Estación caballito

Estación Caballito, lado norte de las vías. Dos rieles se desvían para desembocar en una circular pileta de cemento, cruzada por un puente de durmientes y unas sólidas ruedas que lo sostienen -al puente- entre papeles que juntó el viento, cartones y botellas vacías.

Todo esto ya en medio de la plaza; casi a una cuadra de la estación. Una locomotora se acerca, muy despacio; tanto como el día. Lenta y pesada. Si, una locomotora que arremete contra la plaza, como un cíclope amarillo y sucio. Sin que llegue a detenerse bajan dos tipos que con pasos parejos, se adelantan a la mole. Todos alrededor miran la escena.

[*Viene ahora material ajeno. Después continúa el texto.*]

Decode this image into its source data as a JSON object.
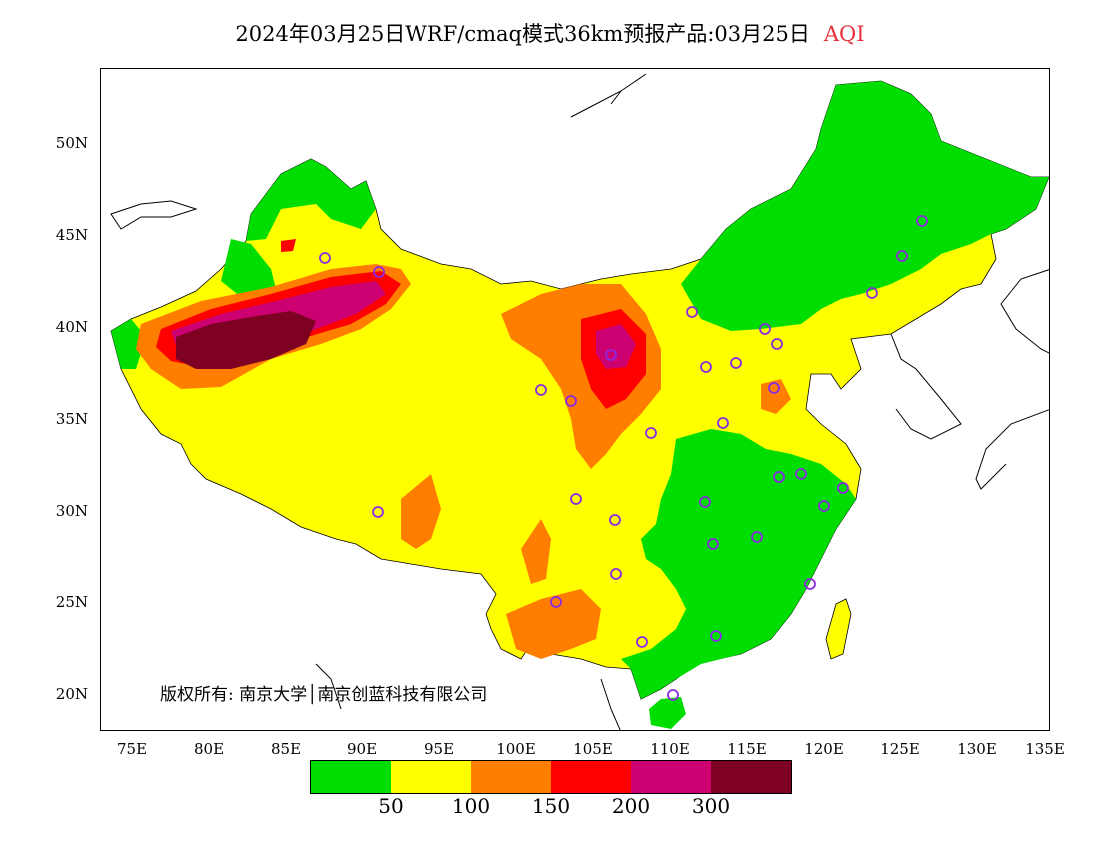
{
  "title": {
    "main": "2024年03月25日WRF/cmaq模式36km预报产品:03月25日",
    "variable": "AQI"
  },
  "axes": {
    "y_ticks": [
      "50N",
      "45N",
      "40N",
      "35N",
      "30N",
      "25N",
      "20N"
    ],
    "x_ticks": [
      "75E",
      "80E",
      "85E",
      "90E",
      "95E",
      "100E",
      "105E",
      "110E",
      "115E",
      "120E",
      "125E",
      "130E",
      "135E"
    ]
  },
  "copyright": "版权所有: 南京大学│南京创蓝科技有限公司",
  "colorbar": {
    "colors": [
      "#00dd00",
      "#ffff00",
      "#ff7e00",
      "#ff0000",
      "#cc0070",
      "#7e0023"
    ],
    "labels": [
      "50",
      "100",
      "150",
      "200",
      "300"
    ]
  }
}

El monstruo viene atrás, los hombres toman cada uno de un costado de ese puente que atraviesa la pileta y que también tiene una vía encima, acomodan acero con acero. Los nivelan y forman un solo camino que termina justo ahí…

Mientras tanto, Selmar pensaba la locomotora como si tuviese vida propia, como un viejo dinosaurio cansado de tanto envejecer. Parece mentira pero los dos hombrecitos empujan y mueven todo ese artefacto que ya no es puente sino calesita y lo hacen girar. Ciento ochenta grados y la mole que ahora vuelve hacia el oeste.

Las madres salen de la escena y sueltan las manos de sus hijos; el hormiguero de hombrecitos, nenas y pelotas se echa a andar otra vez. Un perro se anima a ladrarle al mastodonte corriendo hacia la calle Rojas. Lejos de morir el dinosaurio va por su tren varado en la playa de cargas a unos metros de la cancha de Ferro. Selmar busca en sus apuntes.

No hay lugar para este cuadro, se lamenta, busca un banco al sol y se sienta a esperar. En pocos días dejará ese barrio de espacios extendidos y calles vírgenes, pero sabrá volver.